2/16/2007

You're An Exception To The Rule, You're A Bonafide Rarity

Just a step or two past utter and complete panic I've begun to take a look at the benefits this change will make in my life. I have decided to take the necessary steps towards adulthood with care and firm standing. This is of course related to my move in less than two weeks. My rent will, for lack of a better word, skyrocket by an astounding 300%. In preparation for this calamity of economic and budgetary proportions I have undertaken a "spend nothing" policy for the next two months until school is over. This will be very difficult for the consumer I have become, but I can only look at this as a golden opportunity to develop a more sustainable lifestyle and habits for the future. I have decided to keep my beater car despite my father's offer to cosign on a loan for me. That would put me in a better vehicle, it is true, but it would also increase my monthly budget by more than I would care to spend. Driving the beater will allow me to take the jobs that I really want to work this summer. It will allow me to stay out of my house and work for the living I want to make for myself. And it will keep me from becoming a mover again. This is going to be the most difficult portion of my life to date but I will overcome and face it with my eyes open and my beack ready to take the weight. I have made the decision to not let this become the event that ruins my life but the one that allows me to focus on my own goals for my future.
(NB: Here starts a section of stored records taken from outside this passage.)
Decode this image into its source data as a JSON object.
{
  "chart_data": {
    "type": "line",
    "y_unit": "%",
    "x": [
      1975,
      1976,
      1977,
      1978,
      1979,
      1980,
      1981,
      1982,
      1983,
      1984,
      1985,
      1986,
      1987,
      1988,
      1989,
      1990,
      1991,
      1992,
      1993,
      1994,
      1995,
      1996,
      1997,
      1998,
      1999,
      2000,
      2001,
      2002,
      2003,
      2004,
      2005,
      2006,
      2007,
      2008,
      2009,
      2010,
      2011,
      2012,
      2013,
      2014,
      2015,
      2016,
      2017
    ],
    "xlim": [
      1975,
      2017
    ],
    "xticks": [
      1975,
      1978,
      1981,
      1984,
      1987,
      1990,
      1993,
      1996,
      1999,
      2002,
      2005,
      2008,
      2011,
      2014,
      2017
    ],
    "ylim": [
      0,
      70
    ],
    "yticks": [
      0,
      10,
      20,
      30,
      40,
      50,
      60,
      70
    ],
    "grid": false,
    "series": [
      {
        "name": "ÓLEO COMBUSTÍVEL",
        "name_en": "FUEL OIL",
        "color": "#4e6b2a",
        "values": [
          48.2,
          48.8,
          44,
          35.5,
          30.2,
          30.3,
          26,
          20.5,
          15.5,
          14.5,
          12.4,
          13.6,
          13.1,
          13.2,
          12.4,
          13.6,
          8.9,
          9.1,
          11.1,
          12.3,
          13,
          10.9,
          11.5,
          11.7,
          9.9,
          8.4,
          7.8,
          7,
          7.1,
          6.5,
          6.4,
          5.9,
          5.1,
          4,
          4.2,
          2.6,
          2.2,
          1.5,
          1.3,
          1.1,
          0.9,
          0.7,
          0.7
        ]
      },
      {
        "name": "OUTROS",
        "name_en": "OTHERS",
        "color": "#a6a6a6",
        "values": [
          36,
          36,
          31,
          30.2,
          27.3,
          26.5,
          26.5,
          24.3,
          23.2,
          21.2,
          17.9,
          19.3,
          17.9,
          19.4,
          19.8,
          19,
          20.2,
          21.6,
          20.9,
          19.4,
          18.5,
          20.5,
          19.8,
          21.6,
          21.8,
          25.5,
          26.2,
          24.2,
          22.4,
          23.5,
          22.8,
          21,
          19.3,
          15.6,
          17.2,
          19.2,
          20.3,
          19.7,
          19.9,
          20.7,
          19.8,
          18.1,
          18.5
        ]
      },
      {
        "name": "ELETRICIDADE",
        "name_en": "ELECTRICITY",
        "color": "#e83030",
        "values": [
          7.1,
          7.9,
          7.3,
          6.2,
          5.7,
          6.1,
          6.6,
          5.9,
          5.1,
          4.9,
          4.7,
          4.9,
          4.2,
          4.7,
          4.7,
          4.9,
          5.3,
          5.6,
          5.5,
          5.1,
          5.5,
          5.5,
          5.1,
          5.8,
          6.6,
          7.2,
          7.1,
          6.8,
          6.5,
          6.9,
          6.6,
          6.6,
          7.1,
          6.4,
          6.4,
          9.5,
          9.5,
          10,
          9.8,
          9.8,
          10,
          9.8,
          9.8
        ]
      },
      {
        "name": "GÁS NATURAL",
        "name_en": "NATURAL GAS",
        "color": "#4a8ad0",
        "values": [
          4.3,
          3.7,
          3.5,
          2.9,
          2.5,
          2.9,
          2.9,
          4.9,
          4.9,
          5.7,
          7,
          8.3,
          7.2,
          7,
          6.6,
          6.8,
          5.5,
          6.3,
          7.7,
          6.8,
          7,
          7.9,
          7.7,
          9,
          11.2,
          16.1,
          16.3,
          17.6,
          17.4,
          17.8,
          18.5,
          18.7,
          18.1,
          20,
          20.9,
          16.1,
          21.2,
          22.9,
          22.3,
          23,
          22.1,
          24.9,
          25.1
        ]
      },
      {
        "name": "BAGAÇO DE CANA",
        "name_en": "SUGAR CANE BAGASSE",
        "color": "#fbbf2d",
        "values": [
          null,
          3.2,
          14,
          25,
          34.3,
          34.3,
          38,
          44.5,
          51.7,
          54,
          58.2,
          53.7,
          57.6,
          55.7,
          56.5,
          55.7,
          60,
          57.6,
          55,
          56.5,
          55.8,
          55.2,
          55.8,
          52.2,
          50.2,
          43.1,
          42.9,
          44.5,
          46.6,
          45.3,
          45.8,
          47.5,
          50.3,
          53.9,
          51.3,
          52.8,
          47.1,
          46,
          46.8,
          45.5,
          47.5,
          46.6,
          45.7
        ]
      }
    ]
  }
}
I am going for it. To hell with whoever gets in my way.

2/10/2007

They've Got Methods Of Keeping You Clean

I'm just trying to make my way. Just pushing for the things I believe. Just stepping over cracks and crevices to avoid pitfalls. But the pitfalls keep happening and the best laid plans keep falling through and I begin to wonder if there might be an easier way. Is there an easier way to live this. Am I doing things right? Am I setting myself up for the biggest pitfall of all? This cannot be derailed, I won't let it. But does it ever feel like you've had just a few too many things not go your way? Just a step over the line of how much stress you can handle? I went over that line in the past couple weeks. I am seriously stressed. I am losing my mind with stress. I need a car so i can get a summer job that I want. I need to get rid of my old car. I need to issue a writ against the guy who wrecked my car. I need to find somewhere to live until the proper living conditions that I want come along. I need money for Coachella. I need to figure out what to do for Valentines. I need to eat. I need to sleep. I need to relax..but I can't. I just can't relax.

2/05/2007

When Nothing Turned Into Everything

I don't like that I have no appreciation for some people. I seem to have lost my ability to see the good sides of some of my friends and all their faults just overwhelm the good parts. This is the vast minority of people I know, but yeah it's there. I just wish that some people would stop treating their youth as a cop out. Excuses like "I'm only young once" don't work out because I'm afraid that some of the absolutely stupid things I see people doing are going to one day ruin their lives. If there is anything I want for my friends it's success. But I see some people around me who are living in a fantasy of competence. It's like they expect that one of these days all their dreams will come true and they don't have to work for them. You people kill me. The greatest challenge you will ever face is to be honest with yourself. Stop living in a fantasy world and take a look at reality. You are dooming yourself to a life outside your dreams if you continue with your present outlook. If you get mad at me for being honest with you then you are really just getting mad at the fact you don't know how to fix the problem. Stop getting angry at people when they try to help you. Pretty soon everyone will just stop trying.

In other news I am still trying to figure out where the hell to live. I may just end up storing my stuff and couch surfing if I can't find a place. Shitty deal.

Martha I love you. You are the best thing in my life and I am so thankful for all the happiness you have brought me. You make my world spectacular.